The app has secured around 6.98 million users and 7.58 downloads in Korea as of Monday, according to data compiled by local mobile app marketing intelligence firm WiseApp. The game was released here on Jan. 24.
(Niantic) (Niantic)

The figures include only Android-based smartphone users and not Apple iPhone users, WiseApp said. In Korea, however, an estimated 90 percent of local smartphone users own Android devices.

Buoyed by its growing user pool, “Pokemon Go” has scored a fair share of in-app sales in Korea as well. The app now ranks No. 2 in game item sales on the Google Play app store, trailing behind Netmarble Games’ role playing game “Lineage II: Revolution.”

“Pokemon Go,” jointly developed by US-based Niantic Inc. and Nintendo, was released here six months after its global launch in major gaming markets including the US.

The GPS-based mobile game involves users walking to real-life locations marked on a map to capture virtual “Pokemon” characters via their smartphones. It uses augmented reality, which overlays (or augments) digital images with a person’s view of the real world through a phone’s camera.

Despite its worldwide popularity, the game did not arrive in Korea earlier as Google Maps — which “Pokemon Go” reportedly relies on — was restricted in the country on security grounds. Niantic explained that it used “publicly accessible data sources” to build its map system.

(Lim Jeong-yo/The Korea Herald) (Lim Jeong-yo/The Korea Herald)

Industry watchers had speculated that the game would struggle to gain traction in Korea because of its belated introduction and harsh winter temperatures.

However, it appears to be off to a successful start, as many Koreans have taken up the game over the Lunar New Year holiday weekend.

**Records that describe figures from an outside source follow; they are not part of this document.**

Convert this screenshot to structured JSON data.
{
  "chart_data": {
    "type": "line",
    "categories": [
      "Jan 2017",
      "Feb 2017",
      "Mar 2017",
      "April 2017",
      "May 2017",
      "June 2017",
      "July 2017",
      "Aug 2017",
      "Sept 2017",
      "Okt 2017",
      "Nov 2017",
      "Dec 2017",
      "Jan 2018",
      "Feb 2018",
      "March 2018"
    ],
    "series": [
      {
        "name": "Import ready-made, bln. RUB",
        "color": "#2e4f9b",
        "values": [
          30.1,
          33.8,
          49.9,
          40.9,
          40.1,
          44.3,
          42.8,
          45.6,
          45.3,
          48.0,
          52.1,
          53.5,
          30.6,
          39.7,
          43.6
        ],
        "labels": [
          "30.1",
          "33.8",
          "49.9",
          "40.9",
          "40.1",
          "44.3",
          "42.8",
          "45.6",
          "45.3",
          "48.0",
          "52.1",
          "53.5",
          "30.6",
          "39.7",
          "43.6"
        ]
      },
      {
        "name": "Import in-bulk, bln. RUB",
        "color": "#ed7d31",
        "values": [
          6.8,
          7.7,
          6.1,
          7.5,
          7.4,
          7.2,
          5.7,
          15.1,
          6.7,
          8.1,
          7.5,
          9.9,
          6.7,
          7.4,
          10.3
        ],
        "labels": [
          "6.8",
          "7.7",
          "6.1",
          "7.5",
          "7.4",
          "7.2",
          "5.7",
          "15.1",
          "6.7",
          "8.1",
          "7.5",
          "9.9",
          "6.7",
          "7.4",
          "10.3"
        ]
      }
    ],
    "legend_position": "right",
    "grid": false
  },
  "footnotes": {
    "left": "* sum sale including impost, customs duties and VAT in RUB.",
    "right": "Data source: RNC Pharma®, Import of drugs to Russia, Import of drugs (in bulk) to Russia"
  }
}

It remains to be seen how long “Pokemon Go” will be able to retain its high number of daily active users as the initial excitement surrounding the game dies down. In other markets, such as the US, many users were seen leaving the game one or two months after its release.

Looking ahead, Niantic is preparing a number of updates and new features for the game in 2017, the company’s visual and interaction design director Dennis Hwang said during a press conference in Seoul last week.

“The year 2017 will become an interesting year for ‘Pokemon Go.’ What’s been introduced so far is only the beginning. We plan to add new features, gameplay modes and contents to expand the ‘Pokemon Go’ universe,” he said.

The US game developer is also reviewing plans work with local corporate partners to designate certain locations or stores as “gyms,” where players can battle one another, or as “Pokestops” for picking up game items, Hwang said.